As audiências na Universidade do Cairo para rever os reitores da era Mubarak, os protestos e greves pela renacionalização das empresas privadas e para que saiam todos os gerentes do antigo regime, são uma mostra eficiente de que as consignas que motorizaram as jornadas revolucionarias seguem vigentes. E mais do que nunca, está começando a ser patrimônio da vanguarda da juventude e da classe trabalhadora que o Conselho Supremo da FF.AA. não será a garantia de que se realizem essas demandas, se bem que o seu contrario.

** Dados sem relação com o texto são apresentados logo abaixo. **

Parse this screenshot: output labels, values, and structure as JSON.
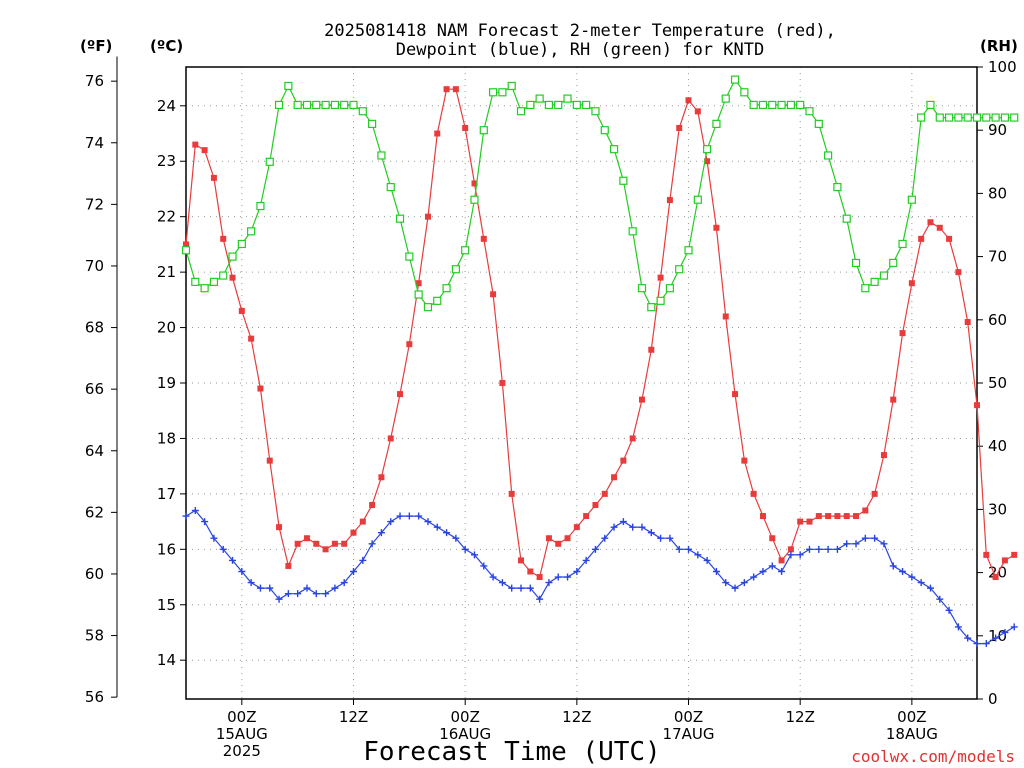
{
  "chart_data": {
    "type": "line",
    "title_line1": "2025081418 NAM Forecast 2-meter Temperature (red),",
    "title_line2": "Dewpoint (blue), RH (green) for KNTD",
    "xlabel": "Forecast Time (UTC)",
    "watermark": "coolwx.com/models",
    "units": {
      "fahrenheit": "(ºF)",
      "celsius": "(ºC)",
      "rh": "(RH)"
    },
    "x_range_hours": [
      0,
      85
    ],
    "x_ticks": [
      {
        "hour": 6,
        "lines": [
          "00Z",
          "15AUG",
          "2025"
        ]
      },
      {
        "hour": 18,
        "lines": [
          "12Z"
        ]
      },
      {
        "hour": 30,
        "lines": [
          "00Z",
          "16AUG"
        ]
      },
      {
        "hour": 42,
        "lines": [
          "12Z"
        ]
      },
      {
        "hour": 54,
        "lines": [
          "00Z",
          "17AUG"
        ]
      },
      {
        "hour": 66,
        "lines": [
          "12Z"
        ]
      },
      {
        "hour": 78,
        "lines": [
          "00Z",
          "18AUG"
        ]
      }
    ],
    "celsius_range": [
      13.3,
      24.7
    ],
    "celsius_ticks": [
      "14",
      "15",
      "16",
      "17",
      "18",
      "19",
      "20",
      "21",
      "22",
      "23",
      "24"
    ],
    "fahrenheit_ticks": [
      "56",
      "58",
      "60",
      "62",
      "64",
      "66",
      "68",
      "70",
      "72",
      "74",
      "76"
    ],
    "rh_range": [
      0,
      100
    ],
    "rh_ticks": [
      "0",
      "10",
      "20",
      "30",
      "40",
      "50",
      "60",
      "70",
      "80",
      "90",
      "100"
    ],
    "colors": {
      "temperature": "#e83c3c",
      "dewpoint": "#2a44e0",
      "rh": "#22cc22"
    },
    "series": [
      {
        "name": "Temperature",
        "unit": "C",
        "values": [
          21.5,
          23.3,
          23.2,
          22.7,
          21.6,
          20.9,
          20.3,
          19.8,
          18.9,
          17.6,
          16.4,
          15.7,
          16.1,
          16.2,
          16.1,
          16.0,
          16.1,
          16.1,
          16.3,
          16.5,
          16.8,
          17.3,
          18.0,
          18.8,
          19.7,
          20.8,
          22.0,
          23.5,
          24.3,
          24.3,
          23.6,
          22.6,
          21.6,
          20.6,
          19.0,
          17.0,
          15.8,
          15.6,
          15.5,
          16.2,
          16.1,
          16.2,
          16.4,
          16.6,
          16.8,
          17.0,
          17.3,
          17.6,
          18.0,
          18.7,
          19.6,
          20.9,
          22.3,
          23.6,
          24.1,
          23.9,
          23.0,
          21.8,
          20.2,
          18.8,
          17.6,
          17.0,
          16.6,
          16.2,
          15.8,
          16.0,
          16.5,
          16.5,
          16.6,
          16.6,
          16.6,
          16.6,
          16.6,
          16.7,
          17.0,
          17.7,
          18.7,
          19.9,
          20.8,
          21.6,
          21.9,
          21.8,
          21.6,
          21.0,
          20.1,
          18.6,
          15.9,
          15.5,
          15.8,
          15.9
        ]
      },
      {
        "name": "Dewpoint",
        "unit": "C",
        "values": [
          16.6,
          16.7,
          16.5,
          16.2,
          16.0,
          15.8,
          15.6,
          15.4,
          15.3,
          15.3,
          15.1,
          15.2,
          15.2,
          15.3,
          15.2,
          15.2,
          15.3,
          15.4,
          15.6,
          15.8,
          16.1,
          16.3,
          16.5,
          16.6,
          16.6,
          16.6,
          16.5,
          16.4,
          16.3,
          16.2,
          16.0,
          15.9,
          15.7,
          15.5,
          15.4,
          15.3,
          15.3,
          15.3,
          15.1,
          15.4,
          15.5,
          15.5,
          15.6,
          15.8,
          16.0,
          16.2,
          16.4,
          16.5,
          16.4,
          16.4,
          16.3,
          16.2,
          16.2,
          16.0,
          16.0,
          15.9,
          15.8,
          15.6,
          15.4,
          15.3,
          15.4,
          15.5,
          15.6,
          15.7,
          15.6,
          15.9,
          15.9,
          16.0,
          16.0,
          16.0,
          16.0,
          16.1,
          16.1,
          16.2,
          16.2,
          16.1,
          15.7,
          15.6,
          15.5,
          15.4,
          15.3,
          15.1,
          14.9,
          14.6,
          14.4,
          14.3,
          14.3,
          14.4,
          14.5,
          14.6
        ]
      },
      {
        "name": "RH",
        "unit": "%",
        "values": [
          71,
          66,
          65,
          66,
          67,
          70,
          72,
          74,
          78,
          85,
          94,
          97,
          94,
          94,
          94,
          94,
          94,
          94,
          94,
          93,
          91,
          86,
          81,
          76,
          70,
          64,
          62,
          63,
          65,
          68,
          71,
          79,
          90,
          96,
          96,
          97,
          93,
          94,
          95,
          94,
          94,
          95,
          94,
          94,
          93,
          90,
          87,
          82,
          74,
          65,
          62,
          63,
          65,
          68,
          71,
          79,
          87,
          91,
          95,
          98,
          96,
          94,
          94,
          94,
          94,
          94,
          94,
          93,
          91,
          86,
          81,
          76,
          69,
          65,
          66,
          67,
          69,
          72,
          79,
          92,
          94,
          92,
          92,
          92,
          92,
          92,
          92,
          92,
          92,
          92
        ]
      }
    ]
  }
}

A força social da classe operaria e seu protagonismo nas jornadas revolucionarias é o que distingue o processo no Egito e Tunísia dentro da “primavera árabe”, especialmente em comparação com países como a Líbia (com uma classe operaria débil e ausente no processo aberto).

Aí está seu grande potencial revolucionário aberto para ser a ponta de lança na luta contra o regime de transição, em que o Conselho Supremo atua como agente do imperialismo e como instrumento de domínio da classe dominante, a ponta de lança para lutar por um governo operário e popular baseado nos organismos de democracia operaria, que expropriem os capitalistas e o imperialismo, e seja o primeiro passo da revolução socialista no norte da África e no conjunto do mundo árabe.

A primavera árabe enfrenta hoje duas variantes reacionárias: por um lado, as tentativas de desvio, e por outro, o achatamento contra-revolucionário, como ocorre hoje na Líbia. É preciso superar a debilidade que mostrou a ausência de um programa anti-imperialista – uma debilidade importante do processo de conjunto – e lutar contra a intervenção do imperialismo na Líbia, assim como enfrentar seus agentes na região.